The furbolgs had built Grizzlemaw and called it home for millennia, and peace had reigned here for just as long. The premise of war was inconceivable as evidence for the rising hostilities was not only absent but nonexistent.
It was from a foe they could instinctively sense that was destabilizing their home, the hearth of their existence, from its very roots. Yet a foe they did not see and understand. And they were powerless to stop their souls, minds, and bodies. Confusion, fear, and anger rose, and if not stopped, so would the point of no return, madness, where the fall to darkness only began.
'This must be stopped.' The Bear Ancient vowed.
If his brother's tragic fate foreseen in maddening corruption was a reality or not, immediate action must be taken. The Wild God wanted to act immediately to avoid further perversion, to protect the ignorant furbolgs of this eternal corpse bringer of damnation who have unknowingly called it home.
But rationality brought by his age eclipsed his righteous fury. He would not risk falling into corruption himself, no matter how slim the chance. Strategizing was required. It was the voices again, he growled.

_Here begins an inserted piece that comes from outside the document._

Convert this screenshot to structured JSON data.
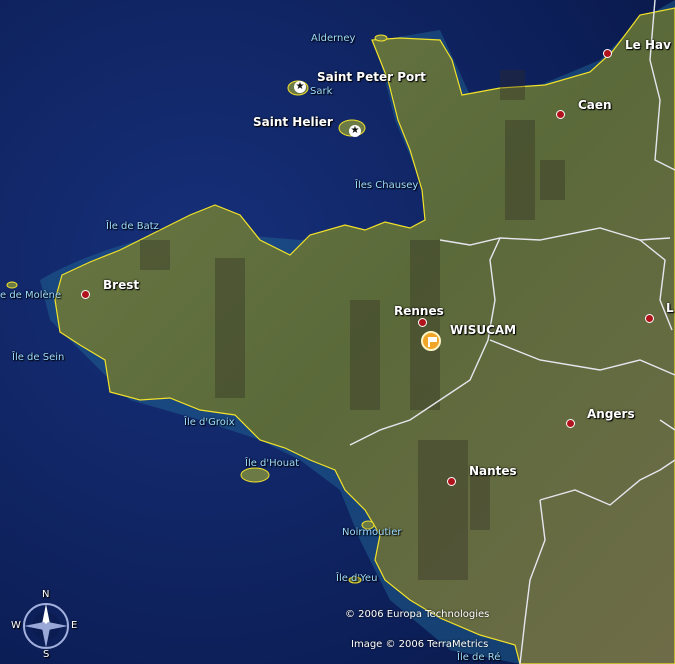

He would need to inform Orrson and Kodian, his nephews, on his grim discovery and plan accordingly with them for the immediate furbolgs exodus from Grizzlemaw, which housed nearly half of the region's total population, and healing of the victims in need.
Only then could the problem of Vordrassil begin to be addressed, and he would cleanse this unsightly taint off his territory with a vengeance rarely knew he was capable of. He was profoundly angry.
Then there was the rest of what Ohto had revealed and was yet to disclose to Ursol's joy and dread. It was a time of change; the violent and dreadful magical ripple of recent years that had awoken him from hibernation was merely an announcement.